What Does it Take to be a Modern Board?
On April 19th, FORTUNE published the first-ever Modern Board 25 ranking, which recognizes the most innovative boards of directors among S&P 500 companies. The ranking is powered by the Diligent Institute and considers data around board expertise, director independence, tenure of independent directors, diversity, and more to rank companies on board effectiveness and environmental, social, and governance (ESG) issues.
The 25 companies recognized in the ranking performed in the top quartile of the S&P 500 in board effectiveness and ESG criteria. Among the top companies on the list are Microsoft, Hewlett Packer Enterprise, Walgreens Boots Alliance and Intel. As we celebrate the companies that made our list and see what we can learn from them, we should also ask, what does it take to be a “Modern Board?”
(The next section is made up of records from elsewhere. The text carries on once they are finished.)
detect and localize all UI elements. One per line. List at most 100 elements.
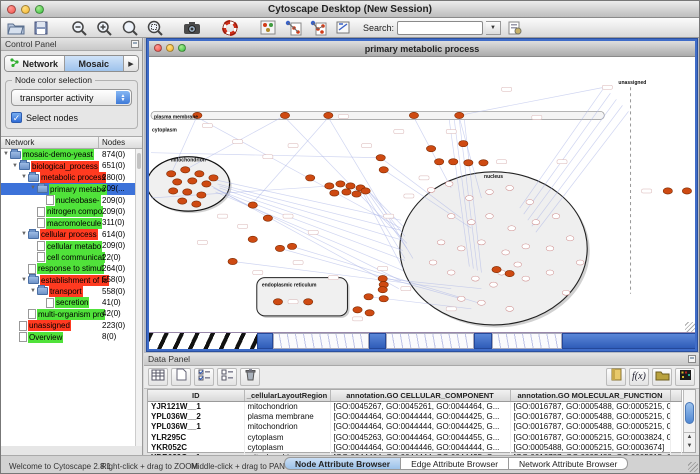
background-window-art[interactable] xyxy=(149,333,257,349)
node-color-dropdown[interactable]: transporter activity ▲▼ xyxy=(11,89,132,106)
tree-row[interactable]: nucleobase-209(0) xyxy=(1,195,142,206)
background-window-blue[interactable] xyxy=(369,333,386,349)
tree-row[interactable]: ▼mosaic-demo-yeast874(0) xyxy=(1,149,142,160)
tree-expand-icon[interactable]: ▼ xyxy=(12,161,19,172)
table-cell[interactable]: [GO:0016787, GO:0005488, GO:0005215, G..… xyxy=(510,422,670,432)
table-cell[interactable]: [GO:0044464, GO:0044444, GO:0044425, G..… xyxy=(330,422,510,432)
tree-expand-icon[interactable]: ▼ xyxy=(30,286,37,297)
table-scrollbar[interactable]: ▲▼ xyxy=(683,390,695,452)
tree-expand-icon[interactable]: ▼ xyxy=(30,183,37,194)
tab-overflow-button[interactable]: ▶ xyxy=(124,56,138,71)
network-view-titlebar[interactable]: primary metabolic process xyxy=(149,41,695,57)
zoom-out-button[interactable] xyxy=(68,19,90,37)
table-cell[interactable]: YKR052C xyxy=(148,442,244,452)
table-cell[interactable]: plasma membrane xyxy=(244,411,330,421)
vizmapper-button[interactable] xyxy=(257,19,279,37)
background-window-blue[interactable] xyxy=(257,333,273,349)
zoom-selected-button[interactable] xyxy=(143,19,165,37)
table-cell[interactable]: mitochondrion xyxy=(244,422,330,432)
snapshot-button[interactable] xyxy=(181,19,203,37)
search-options-button[interactable] xyxy=(504,19,526,37)
tab-node-attribute-browser[interactable]: Node Attribute Browser xyxy=(284,457,401,470)
new-attribute-button[interactable] xyxy=(171,368,191,386)
frame-resize-grip[interactable] xyxy=(685,322,695,332)
tree-row[interactable]: ▼biological_process651(0) xyxy=(1,160,142,171)
tree-row[interactable]: cellular metabo209(0) xyxy=(1,240,142,251)
tree-row[interactable]: ▼establishment of lo558(0) xyxy=(1,274,142,285)
table-row[interactable]: YLR295Ccytoplasm[GO:0045263, GO:0044464,… xyxy=(148,432,682,442)
table-row[interactable]: YJR121W__1mitochondrion[GO:0045267, GO:0… xyxy=(148,401,682,411)
table-scroll-arrows[interactable]: ▲▼ xyxy=(684,432,695,452)
zoom-fit-button[interactable] xyxy=(118,19,140,37)
tree-row[interactable]: ▼transport558(0) xyxy=(1,286,142,297)
table-cell[interactable]: [GO:0044464, GO:0044444, GO:0044425, G..… xyxy=(330,411,510,421)
table-cell[interactable]: [GO:0045263, GO:0044464, GO:0044455, G..… xyxy=(330,432,510,442)
tree-scrollbar[interactable] xyxy=(135,149,142,446)
search-dropdown-button[interactable]: ▼ xyxy=(486,21,501,35)
tree-expand-icon[interactable]: ▼ xyxy=(3,149,10,160)
table-cell[interactable]: cytoplasm xyxy=(244,432,330,442)
column-header[interactable]: _cellularLayoutRegion xyxy=(244,390,330,401)
tree-row[interactable]: ▼metabolic process280(0) xyxy=(1,172,142,183)
column-header[interactable]: ID xyxy=(148,390,244,401)
tab-edge-attribute-browser[interactable]: Edge Attribute Browser xyxy=(401,457,509,470)
tree-row[interactable]: Overview8(0) xyxy=(1,331,142,342)
table-cell[interactable]: [GO:0044464, GO:0044446, GO:0044444, G..… xyxy=(330,442,510,452)
tab-network-attribute-browser[interactable]: Network Attribute Browser xyxy=(509,457,628,470)
import-attributes-button[interactable] xyxy=(652,368,672,386)
table-cell[interactable]: YPL036W__1 xyxy=(148,422,244,432)
background-window-preview[interactable] xyxy=(273,333,369,349)
tree-row[interactable]: macromolecule311(0) xyxy=(1,217,142,228)
table-cell[interactable]: [GO:0045267, GO:0045261, GO:0044464, G..… xyxy=(330,401,510,411)
table-cell[interactable]: [GO:0005488, GO:0005215, GO:0003674] xyxy=(510,442,670,452)
table-scroll-thumb[interactable] xyxy=(685,402,694,424)
background-window-preview[interactable] xyxy=(386,333,474,349)
attribute-table-button[interactable] xyxy=(148,368,168,386)
tree-row[interactable]: response to stimul264(0) xyxy=(1,263,142,274)
table-cell[interactable]: [GO:0016787, GO:0005215, GO:0003824, G..… xyxy=(510,432,670,442)
table-cell[interactable]: cytoplasm xyxy=(244,442,330,452)
table-cell[interactable]: YLR295C xyxy=(148,432,244,442)
table-cell[interactable]: [GO:0016787, GO:0005488, GO:0005215, G..… xyxy=(510,401,670,411)
table-row[interactable]: YPL036W__2plasma membrane[GO:0044464, GO… xyxy=(148,411,682,421)
background-window-preview[interactable] xyxy=(492,333,562,349)
column-header[interactable]: annotation.GO MOLECULAR_FUNCTION xyxy=(510,390,670,401)
background-window-blue[interactable] xyxy=(474,333,492,349)
open-button[interactable] xyxy=(5,19,27,37)
formula-button[interactable]: f(x) xyxy=(629,368,649,386)
background-window-blue[interactable] xyxy=(562,333,695,349)
tab-network[interactable]: Network xyxy=(5,56,65,71)
annotation-import-button[interactable] xyxy=(282,19,304,37)
float-panel-icon[interactable] xyxy=(131,40,139,48)
tree-expand-icon[interactable]: ▼ xyxy=(21,229,28,240)
table-cell[interactable]: mitochondrion xyxy=(244,401,330,411)
select-attributes-button[interactable] xyxy=(194,368,214,386)
network-import-button[interactable] xyxy=(307,19,329,37)
tree-row[interactable]: ▼cellular process614(0) xyxy=(1,229,142,240)
tree-row[interactable]: multi-organism pro42(0) xyxy=(1,308,142,319)
zoom-in-button[interactable] xyxy=(93,19,115,37)
delete-attribute-button[interactable] xyxy=(240,368,260,386)
tab-mosaic[interactable]: Mosaic xyxy=(65,56,125,71)
table-cell[interactable]: [GO:0016787, GO:0005488, GO:0005215, G..… xyxy=(510,411,670,421)
window-resize-grip[interactable] xyxy=(688,462,698,472)
tree-row[interactable]: ▼primary metabo209(... xyxy=(1,183,142,194)
notebook-button[interactable] xyxy=(606,368,626,386)
table-row[interactable]: YPL036W__1mitochondrion[GO:0044464, GO:0… xyxy=(148,422,682,432)
column-header[interactable]: annotation.GO CELLULAR_COMPONENT xyxy=(330,390,510,401)
tree-expand-icon[interactable]: ▼ xyxy=(21,172,28,183)
save-button[interactable] xyxy=(30,19,52,37)
table-cell[interactable]: YPL036W__2 xyxy=(148,411,244,421)
table-cell[interactable]: YJR121W__1 xyxy=(148,401,244,411)
tree-row[interactable]: nitrogen compo209(0) xyxy=(1,206,142,217)
table-row[interactable]: YKR052Ccytoplasm[GO:0044464, GO:0044446,… xyxy=(148,442,682,452)
tree-row[interactable]: secretion41(0) xyxy=(1,297,142,308)
help-button[interactable] xyxy=(219,19,241,37)
plugins-button[interactable] xyxy=(332,19,354,37)
unselect-attributes-button[interactable] xyxy=(217,368,237,386)
float-data-panel-icon[interactable] xyxy=(688,355,696,363)
select-nodes-checkbox[interactable]: ✓ xyxy=(11,112,22,123)
tree-row[interactable]: unassigned223(0) xyxy=(1,320,142,331)
matrix-button[interactable] xyxy=(675,368,695,386)
tree-row[interactable]: cell communicat22(0) xyxy=(1,252,142,263)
The Board’s Role is Changing
A modern board is able to ensure that their organization’s long-term strategy is sound. That means being able to foresee and take advantage of what opportunities may arise, and mitigating risks that could negatively impact the company now and in the future.
As boards face new challenges, directors need to be able to understand and oversee new and rapidly evolving issues areas. However, in the 2022 edition of “What Directors Think,” an annual survey of U.S. public company directors conducted in partnership between Corporate Board Member and Diligent Institute, directors expressed concern that their roles were becoming far too wide-ranging, and the issues they were responsible for overseeing had expanded rapidly.
The key to combat this problem is board diversity, which lies at the core of our Modern Board 25 ranking. Through careful board composition practices, modern boards can reach true diversity of though.
Board Composition and Diversity: The Key to Modern Governance
Many companies around the world have realized this and made board composition and executive leadership diversity a greater priority over the course of the last few years. It is worth noting that in this year’s Modern Board 25 list, the top three companies are all led by diverse CEOs: Microsoft is led by Satya Nadella, HPE is led by Antonio Neri, and Walgreens Boots Alliance is led by Rosalind Brewer.
When diving deeper into the S&P 500, the number of companies with more than 50% women representation in their boardrooms has doubled from 2019 to 2022. The findings show that 4% of companies in the index have women occupying more than half of their board seats compared to 2% of the index in 2019. Though still a small percentage, progress is being made.
In our own research at Diligent Institute, our March 2022 gender diversity report conducted in partnership with HR Governance Leaders and the Better Boards Initiative has shown slow but steady progress on gender diversity, with 29% of board seats being held by women in our global data set. Women are also gaining ground on committees, moving from 27% to 30% of committee seats being held by female directors in the last year. Additionally, the percentage of lead director and board chair positions held by women increased from 8% to 10% in the same time span.
Meanwhile, the proportion of director appointments coming from new, nontraditional skillset backgrounds is also on the rise. In July 2021, our Diligent Institute report Beyond the C-Suite: Trends in Director Skillsets analyzed director appointments since 2019 in three key regions: The US, UK, and Australia, to see whether more directors were coming from skillset backgrounds outside the traditional CEO, COO, or CFO role. We found that the share of newly appointed directors who come from nontraditional backgrounds, such as technology, marketing, legal, HR and ESG has increased from 13.0% to 18.9%.
Currently, Diligent Institute is in the process of compiling one diversity report that seeks to bring together and highlight these and more areas of diversity, shining a light on what data we have and the data we do not have to bring a more holistic perspective to discussions around boardroom diversity and composition. Moving forward, we hope to use this data to inform future Modern Board 25 lists.
Upskilling the Board: Expanding Diversity of Thought from Within
Even as boards become more diverse through director appointments and board turnover, modern boards are also hard at work upskilling their current directors around new and evolving issues. Undoubtedly, boards need to have a balance of new talent and diverse perspectives, but they also need to ensure that all directors are conversant in complex issues like climate change and other ESG topics.
At Diligent, we are working to aid in this effort by launching the Diligent Climate Leadership Certificate, a program that prepares board directors and executives to better oversee climate risks and opportunities and create sustainable growth strategies for their companies. We know that what makes a modern board is not only the right composition and diversity of thought, but the spirit of constant improvement and ongoing education.